SaiKiran
SaiKiran

Reputation: 6504

How to execute a shell automation task?

In my home directory, I am having a script named blabs and I am passing a file as argument to this bash script like:

./blabs \home\blabs\someFileName

And this will give the results and everything is working fine.

Now I want to automate this task.I have 1000 files in a directory named 2016_10_1 located in home directory.So I want to pass each file as argument to the script.

I wrote a small snippet but it is not working properly.Can anyone help me with this

for i in (find /home/blabs/2016_10_1/ -type f);do "./blabs /home/blabs/2016_10_1/$i";done

Error Log:

-bash: syntax error near unexpected token `('

Upvotes: 0

Views: 72

Answers (3)

J. Chomel
J. Chomel

Reputation: 8393

Yes, as Oliv suggests, you may quick fix this by adding a $:

for i in $(find . -type f); do echo "THIS $i"; done

Upvotes: 1

opentokix
opentokix

Reputation: 853

Find has a built in execute on all found items.
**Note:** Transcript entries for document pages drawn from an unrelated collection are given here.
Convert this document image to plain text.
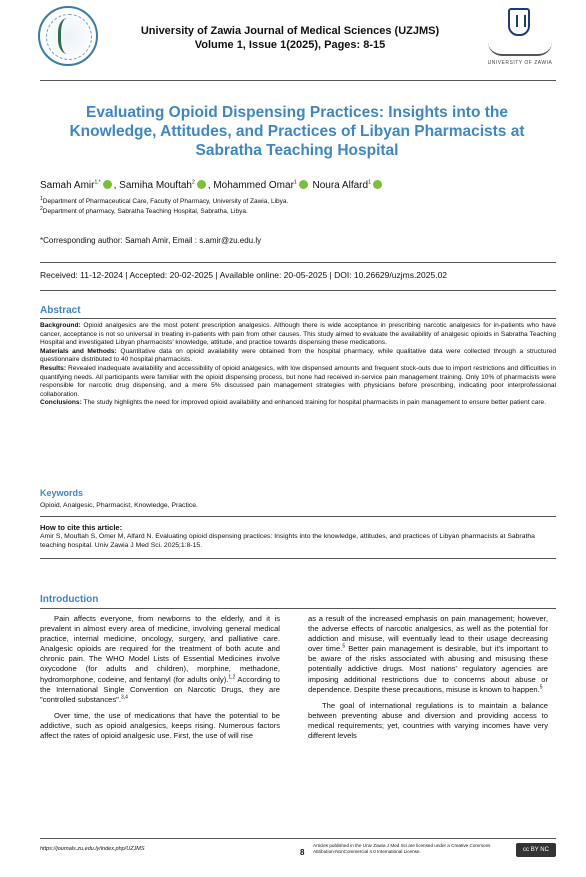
University of Zawia Journal of Medical Sciences (UZJMS)
Volume 1, Issue 1(2025), Pages: 8-15
UNIVERSITY OF ZAWIA
Evaluating Opioid Dispensing Practices: Insights into the Knowledge, Attitudes, and Practices of Libyan Pharmacists at Sabratha Teaching Hospital
Samah Amir$^{1,*}$ , Samiha Mouftah$^2$ , Mohammed Omar$^1$ Noura Alfard$^1$
$^1$Department of Pharmaceutical Care, Faculty of Pharmacy, University of Zawia, Libya.
$^2$Department of pharmacy, Sabratha Teaching Hospital, Sabratha, Libya.
*Corresponding author: Samah Amir, Email : s.amir@zu.edu.ly
Received: 11-12-2024 | Accepted: 20-02-2025 | Available online: 20-05-2025 | DOI: 10.26629/uzjms.2025.02
Abstract

Background: Opioid analgesics are the most potent prescription analgesics. Although there is wide acceptance in prescribing narcotic analgesics for in-patients who have cancer, acceptance is not so universal in treating in-patients with pain from other causes. This study aimed to evaluate the availability of analgesic opioids in Sabratha Teaching Hospital and investigated Libyan pharmacists' knowledge, attitude, and practice towards dispensing these medications.

Materials and Methods: Quantitative data on opioid availability were obtained from the hospital pharmacy, while qualitative data were collected through a structured questionnaire distributed to 40 hospital pharmacists.

Results: Revealed inadequate availability and accessibility of opioid analgesics, with low dispensed amounts and frequent stock-outs due to import restrictions and difficulties in quantifying needs. All participants were familiar with the opioid dispensing process, but none had received in-service pain management training. Only 10% of pharmacists were responsible for narcotic drug dispensing, and a mere 5% discussed pain management strategies with physicians before prescribing, indicating poor interprofessional collaboration.

Conclusions: The study highlights the need for improved opioid availability and enhanced training for hospital pharmacists in pain management to ensure better patient care.

Keywords
Opioid, Analgesic, Pharmacist, Knowledge, Practice.
How to cite this article:
Amir S, Mouftah S, Omer M, Alfard N. Evaluating opioid dispensing practices: Insights into the knowledge, attitudes, and practices of Libyan pharmacists at Sabratha teaching hospital. Univ Zawia J Med Sci. 2025;1:8-15.
Introduction

Pain affects everyone, from newborns to the elderly, and it is prevalent in almost every area of medicine, involving general medical practice, internal medicine, oncology, surgery, and palliative care. Analgesic opioids are required for the treatment of both acute and chronic pain. The WHO Model Lists of Essential Medicines involve oxycodone (for adults and children), morphine, methadone, hydromorphone, codeine, and fentanyl (for adults only).$^{1,2}$ According to the International Single Convention on Narcotic Drugs, they are "controlled substances".$^{3,4}$

Over time, the use of medications that have the potential to be addictive, such as opioid analgesics, keeps rising. Numerous factors affect the rates of opioid analgesic use. First, the use of will rise

as a result of the increased emphasis on pain management; however, the adverse effects of narcotic analgesics, as well as the potential for addiction and misuse, will eventually lead to their usage decreasing over time.$^5$ Better pain management is desirable, but it's important to be aware of the risks associated with abusing and misusing these potentially addictive drugs. Most nations' regulatory agencies are imposing additional restrictions due to concerns about abuse or dependence. Despite these precautions, misuse is known to happen.$^5$

The goal of international regulations is to maintain a balance between preventing abuse and diversion and providing access to medical requirements; yet, countries with varying incomes have very different levels

https://journals.zu.edu.ly/index.php/UZJMS	8
Articles published in the Univ Zawia J Med Sci are licensed under a Creative Commons Attribution-NonCommercial 4.0 International License.	cc BY NC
So this command will do what you are looking for.

find /home/blabs/2016_10_1/ -type f -exec /path/to/blabs {} \; 

Upvotes: 2

Inian
Inian

Reputation: 85865

See ParsingLs, why you should NOT parse output of find or ls in a for loop.

You use a process substitution syntax(<()) like below,

#!/bin/bash

while IFS= read -r file
do
    /path/to/blabs "$file"
done< <(find /home/blabs/2016_10_1/ -type f)

The output of find is fed one line at time to the while loop, and the script ./blabs executed on it.